Kejari Depok Tegaskan Restoratif Justice Tidak Berlaku untuk Kasus Asusila Terhadap Anak

Kepala Seksi Intelijen Kejari Depok, M. Arief Ubaidillah, menyatakan bahwa penghentian penuntutan dengan RJ dilakukan secara ketat sesuai dengan pedoman Jaksa Agung Muda Tindak Pidana Umum.

oleh Dicky Agung Prihanto diperbarui 25 Sep 2024, 15:16 WIB
Kasi Intelijen (Kejari) Depok, M. Arief Ubaidillah, saat ditemui di ruang kerjanya, Kejari Depok. (Liputan6.com/Dicky Agung Prihanto)

Liputan6.com, Jakarta - Kejaksaan Negeri (Kejari) Depok memberikan penjelasan terkait penanganan hukum mengenai Restoratif Justice (RJ). Namun, penanganan kasus asusila tidak dapat digunakan dalam penanganan hukum melalui RJ.

Kepala Seksi Intelijen Kejari Depok, M. Arief Ubaidillah, menyatakan bahwa penghentian penuntutan dengan RJ dilakukan secara ketat sesuai dengan pedoman Jaksa Agung Muda Tindak Pidana Umum.

Kasus-kasus yang bisa diselesaikan melalui RJ antara lain pencurian sesuai Pasal 362 KUHP, penganiayaan berdasarkan Pasal 351 KUHP, serta pengrusakan yang diatur dalam Pasal 406 KUHP.

“Penghentian penuntutan berdasarkan keadilan restoratif harus melalui mekanisme yang sangat hati-hati dan terukur, karena tujuannya adalah untuk menjaga kebijakan ini agar tetap relevan dengan prinsip keadilan dan kepentingan masyarakat,” ungkap Arief kepada Liputan6.com, Rabu (25/9/2024).

Arief menjelaskan, penanganan tindak pidana perlindungan anak, berdasarkan data Kejari Depok hingga September 2024, terdapat 54 Surat Pemberitahuan Dimulainya Penyidikan (SPDP) yang diterima Kejaksaan Negeri Depok.
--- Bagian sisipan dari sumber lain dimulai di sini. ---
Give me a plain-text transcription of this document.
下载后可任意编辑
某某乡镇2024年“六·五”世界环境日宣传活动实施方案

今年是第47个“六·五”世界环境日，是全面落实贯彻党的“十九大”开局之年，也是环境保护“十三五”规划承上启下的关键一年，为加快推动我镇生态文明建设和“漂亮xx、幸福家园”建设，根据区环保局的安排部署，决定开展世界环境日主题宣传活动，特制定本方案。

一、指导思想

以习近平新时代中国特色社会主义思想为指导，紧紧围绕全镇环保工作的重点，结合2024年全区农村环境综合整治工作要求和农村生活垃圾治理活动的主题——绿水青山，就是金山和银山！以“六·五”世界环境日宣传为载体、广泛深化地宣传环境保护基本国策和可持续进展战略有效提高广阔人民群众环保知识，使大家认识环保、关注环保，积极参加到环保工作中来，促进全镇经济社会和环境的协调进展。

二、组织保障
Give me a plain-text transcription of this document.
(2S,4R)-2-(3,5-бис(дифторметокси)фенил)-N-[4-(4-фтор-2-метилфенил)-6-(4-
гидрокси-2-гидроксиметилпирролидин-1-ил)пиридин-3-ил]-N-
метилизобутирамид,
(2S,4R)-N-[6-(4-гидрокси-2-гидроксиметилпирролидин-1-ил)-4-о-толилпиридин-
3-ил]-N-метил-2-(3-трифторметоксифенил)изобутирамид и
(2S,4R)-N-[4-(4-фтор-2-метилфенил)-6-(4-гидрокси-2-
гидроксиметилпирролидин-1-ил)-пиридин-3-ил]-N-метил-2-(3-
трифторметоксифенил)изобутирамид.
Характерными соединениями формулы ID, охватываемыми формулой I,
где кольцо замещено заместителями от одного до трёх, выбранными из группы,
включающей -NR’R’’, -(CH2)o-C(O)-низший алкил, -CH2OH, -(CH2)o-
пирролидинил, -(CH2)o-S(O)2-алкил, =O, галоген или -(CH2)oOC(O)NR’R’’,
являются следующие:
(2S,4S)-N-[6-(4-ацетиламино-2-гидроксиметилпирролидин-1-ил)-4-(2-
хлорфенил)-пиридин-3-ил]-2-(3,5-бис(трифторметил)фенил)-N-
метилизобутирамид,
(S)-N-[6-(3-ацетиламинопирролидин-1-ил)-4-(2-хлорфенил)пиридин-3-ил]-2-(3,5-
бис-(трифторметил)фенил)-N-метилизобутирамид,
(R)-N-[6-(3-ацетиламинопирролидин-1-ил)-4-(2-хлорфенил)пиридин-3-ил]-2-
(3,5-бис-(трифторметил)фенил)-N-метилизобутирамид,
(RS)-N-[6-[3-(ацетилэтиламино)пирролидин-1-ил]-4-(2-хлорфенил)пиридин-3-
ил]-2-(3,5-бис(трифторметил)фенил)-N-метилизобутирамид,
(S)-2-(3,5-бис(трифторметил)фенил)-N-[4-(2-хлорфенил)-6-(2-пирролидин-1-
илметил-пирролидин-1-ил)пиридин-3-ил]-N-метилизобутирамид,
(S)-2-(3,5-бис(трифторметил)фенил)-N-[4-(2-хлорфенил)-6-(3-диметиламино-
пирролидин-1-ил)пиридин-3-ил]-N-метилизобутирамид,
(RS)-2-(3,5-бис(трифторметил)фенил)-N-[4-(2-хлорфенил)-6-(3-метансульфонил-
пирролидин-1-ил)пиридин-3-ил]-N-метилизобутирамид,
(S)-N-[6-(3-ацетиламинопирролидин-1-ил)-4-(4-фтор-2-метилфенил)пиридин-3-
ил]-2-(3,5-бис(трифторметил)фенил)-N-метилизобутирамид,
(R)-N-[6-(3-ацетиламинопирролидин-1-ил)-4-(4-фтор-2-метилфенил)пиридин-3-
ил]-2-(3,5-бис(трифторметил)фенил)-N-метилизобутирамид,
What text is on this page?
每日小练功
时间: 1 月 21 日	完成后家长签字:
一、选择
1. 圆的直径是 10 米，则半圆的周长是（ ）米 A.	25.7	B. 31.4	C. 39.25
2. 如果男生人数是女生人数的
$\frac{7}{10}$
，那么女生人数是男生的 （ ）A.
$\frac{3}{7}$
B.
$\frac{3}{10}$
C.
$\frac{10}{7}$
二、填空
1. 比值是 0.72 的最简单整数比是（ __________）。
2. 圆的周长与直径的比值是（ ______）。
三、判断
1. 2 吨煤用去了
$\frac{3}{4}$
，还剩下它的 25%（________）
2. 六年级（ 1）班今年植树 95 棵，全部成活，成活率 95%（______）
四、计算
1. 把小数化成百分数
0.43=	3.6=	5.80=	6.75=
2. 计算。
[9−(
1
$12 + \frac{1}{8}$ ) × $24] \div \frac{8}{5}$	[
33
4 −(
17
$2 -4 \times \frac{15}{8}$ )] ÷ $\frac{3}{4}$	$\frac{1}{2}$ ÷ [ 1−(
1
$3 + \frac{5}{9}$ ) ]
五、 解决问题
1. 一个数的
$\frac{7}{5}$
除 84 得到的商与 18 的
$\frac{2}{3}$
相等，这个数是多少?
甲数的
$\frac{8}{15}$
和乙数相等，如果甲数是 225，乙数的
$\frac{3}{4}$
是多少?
Dari jumlah tersebut, 34 berkas perkara telah diterima oleh Kejaksaan.

“Sebanyak 28 berkas yang dinyatakan lengkap atau P-21 dan siap untuk dilanjutkan ke tahap penuntutan pada tahun 2024,” jelas Arief.

Saat disinggung kasus anak terkait asusila dapat dilakukan RJ atau tidak, Arief menegaskan penerapan keadilan RJ, pada kasus asusila terhadap anak tidak dapat dilakukan. Menurutnya kasus asusila anak tidak memenuhi syarat untuk penghentian tuntutan melalui RJ.

“Tidak ada restorative justice untuk kasus tindak pidana asusila terhadap anak. Tidak memenuhi syarat untuk dihentikan penuntutannya berdasarkan keadilan restoratif,” tegas Arief.


Aturan Restoratif Justice

Gedung Kejari Depok yang berada di kawasan perkantoran pelayanan publik Pemerintahan, GDC, Depok. (Liputan6.com/Dicky Agung Prihanto)

Penghentian penuntutan berdasarkan keadilan RJ hanya diterapkan pada kasus tertentu yang memenuhi syarat. Hal itu sesuai Peraturan Kejaksaan Republik Indonesia Nomor 15 Tahun 2020.

“Kasus tindak pidana asusila terhadap anak adalah tindak pidana berat yang harus dituntut dengan tegas sesuai dengan aturan hukum yang berlaku. Perlindungan terhadap anak sebagai aset penerus bangsa merupakan prioritas utama kami," ucap Arief.

Kejari Depok telah menuntut beberapa kasus tindak pidana asusila terhadap anak dengan hukuman maksimal. Beberapa kasus melibatkan tokoh masyarakat maupun tokoh agama yang justru seharusnya menjadi panutan.

“Pelaku dari kalangan tokoh masyarakat atau tokoh agama yang terbukti melakukan tindak pidana asusila terhadap anak, telah kami tuntut dengan hukuman maksimal. Ini adalah bukti nyata bahwa negara hadir untuk melindungi anak-anak dari segala bentuk kekerasan, terutama asusila,” ungkap Arief.

 


Kerja Sama dengan Pihak Terkait

Kejari Depok berupaya penegakan hukum yang tegas sebagai wujud nyata dari perlindungan negara terhadap anak. Kejari Depok terus bekerja sama dengan pihak terkait untuk memastikan setiap pelaku kejahatan terhadap anak.

“Terutama yang berkaitan dengan kekerasan seksual, mendapatkan hukuman yang setimpal sesuai peraturan perundang-undangan,” pungkas Arief.